I didn’t realize until someone whom I greatly respected (and somewhat feared) told me I was a catalyst as we were demolishing his garage. That I made otherwise slow or unlikely things occur by my mere presence and influence.
It was a profound statement that stopped me in my tracks.
He was right, of course – I do.
Later that day, the garage toppled over on his thigh, trapping him. In a fit of panic, I picked up the garage and extricated him. Adrenaline is fun.
Since that time in my mid-twenties, I’ve rolled his words around in my head often, especially when I have stampeded, bull-in-a-china-shop style, through someone’s life and when that stampede has had Consequences for the other person.

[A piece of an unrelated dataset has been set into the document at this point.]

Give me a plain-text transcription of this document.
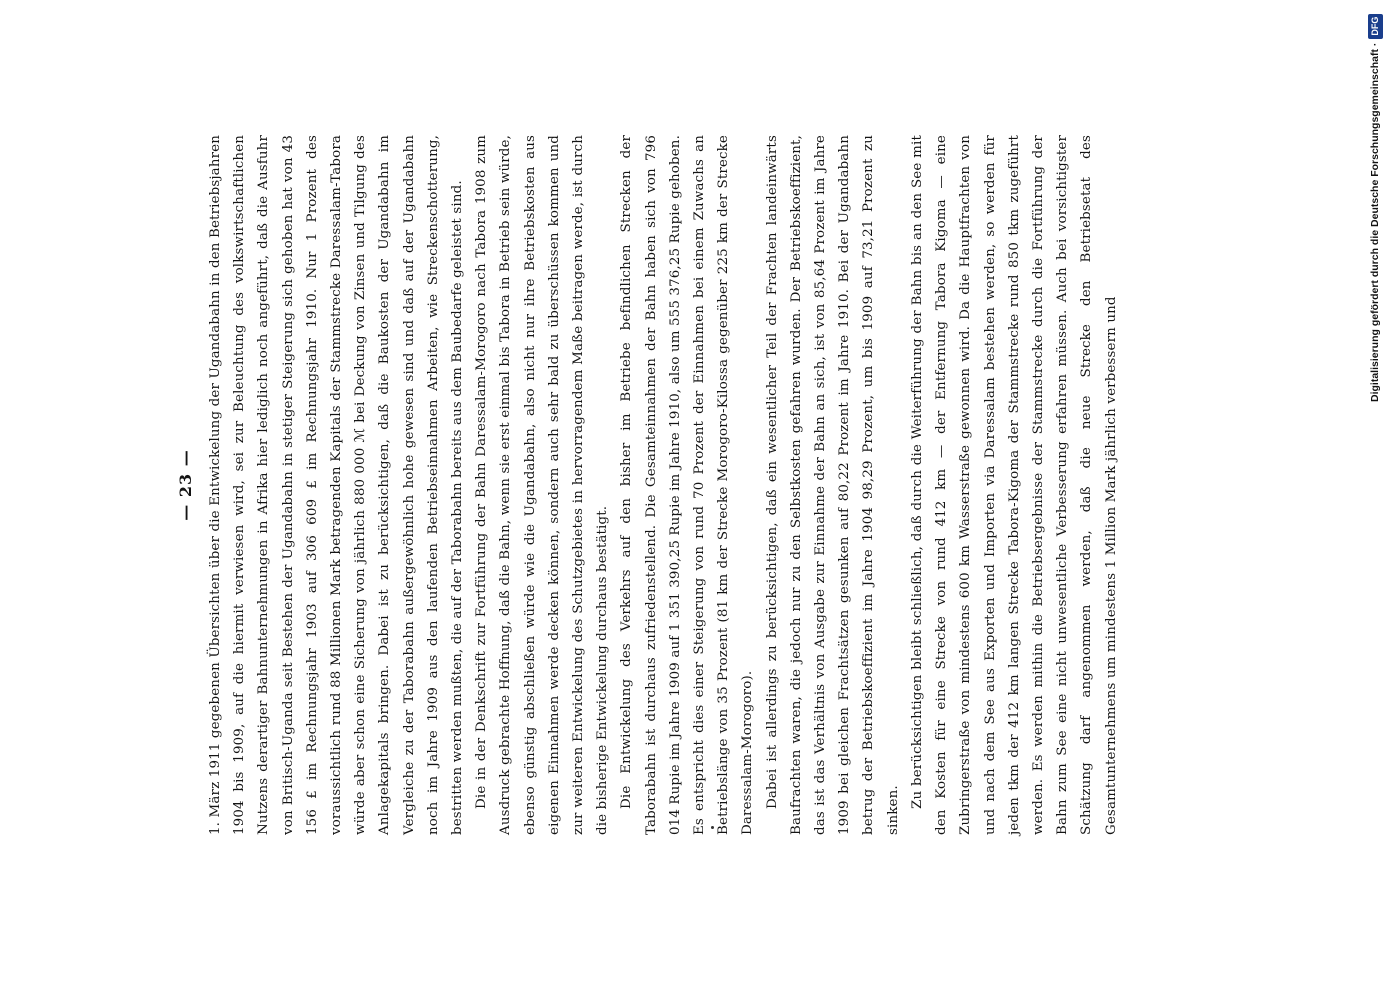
— 23 — 1. März 1911 gegebenen Übersichten über die Entwickelung der Ugandabahn in den Betriebsjahren 1904 bis 1909, auf die hiermit verwiesen wird, sei zur Beleuchtung des volkswirtschaftlichen Nutzens derartiger Bahnunternehmungen in Afrika hier lediglich noch angeführt, daß die Ausfuhr von Britisch-Uganda seit Bestehen der Ugandabahn in stetiger Steigerung sich gehoben hat von 43 156 £ im Rechnungsjahr 1903 auf 306 609 £ im Rechnungsjahr 1910. Nur 1 Prozent des voraussichtlich rund 88 Millionen Mark betragenden Kapitals der Stammstrecke Daressalam-Tabora würde aber schon eine Sicherung von jährlich 880 000 ℳ bei Deckung von Zinsen und Tilgung des Anlagekapitals bringen. Dabei ist zu berücksichtigen, daß die Baukosten der Ugandabahn im Vergleiche zu der Taborabahn außergewöhnlich hohe gewesen sind und daß auf der Ugandabahn noch im Jahre 1909 aus den laufenden Betriebseinnahmen Arbeiten, wie Streckenschotterung, bestritten werden mußten, die auf der Taborabahn bereits aus dem Baubedarfe geleistet sind. Die in der Denkschrift zur Fortführung der Bahn Daressalam-Morogoro nach Tabora 1908 zum Ausdruck gebrachte Hoffnung, daß die Bahn, wenn sie erst einmal bis Tabora in Betrieb sein würde, ebenso günstig abschließen würde wie die Ugandabahn, also nicht nur ihre Betriebskosten aus eigenen Einnahmen werde decken können, sondern auch sehr bald zu überschüssen kommen und zur weiteren Entwickelung des Schutzgebietes in hervorragendem Maße beitragen werde, ist durch die bisherige Entwickelung durchaus bestätigt. Die Entwickelung des Verkehrs auf den bisher im Betriebe befindlichen Strecken der Taborabahn ist durchaus zufriedenstellend. Die Gesamteinnahmen der Bahn haben sich von 796 014 Rupie im Jahre 1909 auf 1 351 390,25 Rupie im Jahre 1910, also um 555 376,25 Rupie gehoben. Es entspricht dies einer Steigerung von rund 70 Prozent der Einnahmen bei einem Zuwachs an Betriebslänge von 35 Prozent (81 km der Strecke Morogoro-Kilossa gegenüber 225 km der Strecke Daressalam-Morogoro). Dabei ist allerdings zu berücksichtigen, daß ein wesentlicher Teil der Frachten landeinwärts Baufrachten waren, die jedoch nur zu den Selbstkosten gefahren wurden. Der Betriebskoeffizient, das ist das Verhältnis von Ausgabe zur Einnahme der Bahn an sich, ist von 85,64 Prozent im Jahre 1909 bei gleichen Frachtsätzen gesunken auf 80,22 Prozent im Jahre 1910. Bei der Ugandabahn betrug der Betriebskoeffizient im Jahre 1904 98,29 Prozent, um bis 1909 auf 73,21 Prozent zu sinken.

Zu berücksichtigen bleibt schließlich, daß durch die Weiterführung der Bahn bis an den See mit den Kosten für eine Strecke von rund 412 km — der Entfernung Tabora Kigoma — eine Zubringerstraße von mindestens 600 km Wasserstraße gewonnen wird. Da die Hauptfrachten von und nach dem See aus Exporten und Importen via Daressalam bestehen werden, so werden für jeden tkm der 412 km langen Strecke Tabora-Kigoma der Stammstrecke rund 850 tkm zugeführt werden. Es werden mithin die Betriebsergebnisse der Stammstrecke durch die Fortführung der Bahn zum See eine nicht unwesentliche Verbesserung erfahren müssen. Auch bei vorsichtigster Schätzung darf angenommen werden, daß die neue Strecke den Betriebsetat des Gesamtunternehmens um mindestens 1 Million Mark jährlich verbessern und

Digitalisierung gefördert durch die Deutsche Forschungsgemeinschaft ·
DFG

Most recently, I’ve been thinking about having been a ravaging force in Mike’s life. Did any good come to him from our relationship, or was he just swept up in my current and dragged along until I released him from my grasp? Did he learn any valuable lessons (other than, “well, don’t marry her again?”) Was the net balance positive or negative? Was it worth it for him?
I’m fairly certain I don’t like the answers those questions.
And yet, the vortex must be fed. At times, with my own blood – usually with others’, sucking the life essences in, violently thrashing them around, and then flinging them away.
The nightmares, incidentally, continue. We can conjure all manner of symbolism for the tornadoes which rumble on the horizon and inevitably come for me: Change, chaos, the unknown, the uncontrollable, time, fear… you name it and I can mold it to fit.
It doesn’t really matter. What matters is whether I can overcome its destructive forces. Thus far:
Forces: ~ 4,786
To be entirely honest, though… I take some measure of pride in my catalytic nature. After all, I make shit happen. Quite often, that shit needs to get done.
I rather enjoy that part.
A bit of temperance would be nice. Some sort of conscious restraint, so as to not throw casual passers-by (or worse, people I truly care about) under my own personal bus.
In the meantime, stuff will get done, blood will spill, I will spin.